The mother began her marriage as a naive young woman who thought she was being courted for herself; eventually she came to realise the writer only married her in order to have the two children. He and she live under the same roof, but share little more than occasional passing conversations.
After the writer's death, however, we begin to learn some odd things about him: he wasn't who he said he was, for one thing. It seems as though he took on someone else's name as a young man and created a new background for himself. Finding out why he did this, and what his real background was, is the substance of the book.
One of the daughters, Sarah, does a good deal of the detective work - mostly unwillingly - and alongside this we read about the information the mother has garnered over the years. This information comes to us from a different quarter of the book, as it were; the two areas remain mostly separate just as the two characters do.

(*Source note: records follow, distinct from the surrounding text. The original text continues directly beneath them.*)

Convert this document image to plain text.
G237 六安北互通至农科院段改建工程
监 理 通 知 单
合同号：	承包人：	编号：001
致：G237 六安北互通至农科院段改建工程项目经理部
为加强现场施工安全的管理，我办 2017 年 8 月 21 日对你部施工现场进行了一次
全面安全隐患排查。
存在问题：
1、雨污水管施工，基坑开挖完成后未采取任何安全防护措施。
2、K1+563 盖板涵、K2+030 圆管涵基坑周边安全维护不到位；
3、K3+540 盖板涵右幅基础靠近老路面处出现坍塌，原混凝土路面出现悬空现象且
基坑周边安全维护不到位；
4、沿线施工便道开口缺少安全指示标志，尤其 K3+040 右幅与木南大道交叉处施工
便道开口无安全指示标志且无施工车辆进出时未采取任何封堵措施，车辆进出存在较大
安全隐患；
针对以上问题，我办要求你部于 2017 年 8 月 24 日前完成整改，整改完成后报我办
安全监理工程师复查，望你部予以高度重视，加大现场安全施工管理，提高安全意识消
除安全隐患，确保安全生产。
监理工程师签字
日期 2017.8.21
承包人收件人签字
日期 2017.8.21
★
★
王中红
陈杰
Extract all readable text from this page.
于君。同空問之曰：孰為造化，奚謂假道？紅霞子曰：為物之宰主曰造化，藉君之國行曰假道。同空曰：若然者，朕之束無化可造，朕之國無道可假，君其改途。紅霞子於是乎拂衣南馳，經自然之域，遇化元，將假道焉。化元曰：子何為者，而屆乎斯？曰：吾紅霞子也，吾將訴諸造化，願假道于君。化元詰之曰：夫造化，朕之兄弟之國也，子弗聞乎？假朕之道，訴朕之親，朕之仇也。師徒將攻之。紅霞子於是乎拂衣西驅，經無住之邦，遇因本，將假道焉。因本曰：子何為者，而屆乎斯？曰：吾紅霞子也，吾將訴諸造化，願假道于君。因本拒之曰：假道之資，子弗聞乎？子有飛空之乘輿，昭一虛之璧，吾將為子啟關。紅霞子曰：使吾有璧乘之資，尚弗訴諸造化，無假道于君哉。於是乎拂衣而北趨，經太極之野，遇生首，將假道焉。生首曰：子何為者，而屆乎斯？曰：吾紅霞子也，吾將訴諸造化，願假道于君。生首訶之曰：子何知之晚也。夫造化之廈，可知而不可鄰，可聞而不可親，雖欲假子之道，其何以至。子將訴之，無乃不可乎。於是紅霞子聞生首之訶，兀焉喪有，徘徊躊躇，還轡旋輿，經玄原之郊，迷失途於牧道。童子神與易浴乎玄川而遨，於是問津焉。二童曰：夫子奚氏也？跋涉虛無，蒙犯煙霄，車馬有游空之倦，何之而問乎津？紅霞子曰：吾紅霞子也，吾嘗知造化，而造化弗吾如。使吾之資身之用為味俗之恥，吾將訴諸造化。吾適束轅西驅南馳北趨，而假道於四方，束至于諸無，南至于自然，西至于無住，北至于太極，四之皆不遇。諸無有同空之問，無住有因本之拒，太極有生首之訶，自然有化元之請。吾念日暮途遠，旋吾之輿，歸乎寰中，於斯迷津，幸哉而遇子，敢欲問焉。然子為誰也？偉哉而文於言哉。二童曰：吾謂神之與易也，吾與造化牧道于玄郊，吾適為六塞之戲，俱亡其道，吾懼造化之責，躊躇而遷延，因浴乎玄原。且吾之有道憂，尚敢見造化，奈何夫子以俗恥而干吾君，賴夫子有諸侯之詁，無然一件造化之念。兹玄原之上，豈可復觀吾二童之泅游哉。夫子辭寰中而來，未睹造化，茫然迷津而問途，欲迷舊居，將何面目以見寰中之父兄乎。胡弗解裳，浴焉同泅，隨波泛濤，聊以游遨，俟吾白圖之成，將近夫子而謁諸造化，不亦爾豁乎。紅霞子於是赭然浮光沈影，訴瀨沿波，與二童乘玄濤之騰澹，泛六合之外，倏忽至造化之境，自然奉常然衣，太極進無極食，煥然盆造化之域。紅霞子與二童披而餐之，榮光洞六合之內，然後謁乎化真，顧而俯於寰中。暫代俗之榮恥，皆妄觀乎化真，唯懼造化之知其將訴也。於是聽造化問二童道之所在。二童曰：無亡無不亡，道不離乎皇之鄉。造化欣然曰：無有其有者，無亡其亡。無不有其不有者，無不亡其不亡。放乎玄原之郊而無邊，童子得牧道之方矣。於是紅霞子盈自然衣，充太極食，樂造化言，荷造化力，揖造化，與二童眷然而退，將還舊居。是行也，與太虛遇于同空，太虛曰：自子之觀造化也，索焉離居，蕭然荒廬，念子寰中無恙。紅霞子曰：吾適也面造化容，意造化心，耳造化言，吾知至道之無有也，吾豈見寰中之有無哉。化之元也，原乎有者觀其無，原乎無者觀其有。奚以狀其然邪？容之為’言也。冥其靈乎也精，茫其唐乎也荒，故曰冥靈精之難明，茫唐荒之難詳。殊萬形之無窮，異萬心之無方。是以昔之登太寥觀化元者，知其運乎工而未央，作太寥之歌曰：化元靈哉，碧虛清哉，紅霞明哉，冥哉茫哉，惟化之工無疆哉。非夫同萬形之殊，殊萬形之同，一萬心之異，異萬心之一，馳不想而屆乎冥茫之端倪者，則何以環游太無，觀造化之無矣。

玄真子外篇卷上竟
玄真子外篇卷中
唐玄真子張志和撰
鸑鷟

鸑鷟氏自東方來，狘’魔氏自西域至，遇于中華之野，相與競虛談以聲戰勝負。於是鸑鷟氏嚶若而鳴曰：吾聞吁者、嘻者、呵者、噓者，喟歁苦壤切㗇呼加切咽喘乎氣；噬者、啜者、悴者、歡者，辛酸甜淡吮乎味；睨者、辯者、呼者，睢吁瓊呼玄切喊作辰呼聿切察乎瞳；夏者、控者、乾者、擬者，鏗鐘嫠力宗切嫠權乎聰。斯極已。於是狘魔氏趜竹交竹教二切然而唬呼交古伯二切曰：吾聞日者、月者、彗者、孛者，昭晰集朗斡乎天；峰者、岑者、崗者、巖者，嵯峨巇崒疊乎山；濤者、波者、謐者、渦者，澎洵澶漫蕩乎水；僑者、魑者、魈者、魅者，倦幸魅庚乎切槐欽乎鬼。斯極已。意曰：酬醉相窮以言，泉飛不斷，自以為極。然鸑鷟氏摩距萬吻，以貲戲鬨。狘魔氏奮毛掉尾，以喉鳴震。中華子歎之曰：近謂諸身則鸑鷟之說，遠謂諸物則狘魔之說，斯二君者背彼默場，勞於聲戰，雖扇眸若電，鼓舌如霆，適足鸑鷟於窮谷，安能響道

This isn't a murder mystery, as a Rendell book would have been - although there is a murder in the story's background. It's a story of a man trying to work out his salvation on his own, and not succeeding. In the process he almost destroys his wife, turns his daughters into arrogant snobs, and snubs his "friends." Friends is a loose word in this context, as most of them are either syncophants or people who can't understand the abuse they're receiving.
Sarah also has a very odd relationship with a young man which consists of them insulting each other in public to the dismay of their friends and then making made passionate love as soon as they're alone.
I doubt that this is a book that would appeal to everyone; the writing is good (though occasionally I had to re-read paragraphs to actually understand who was saying what) and the switching between various characters and the constant adding of layers to the writer's personality is intriguing.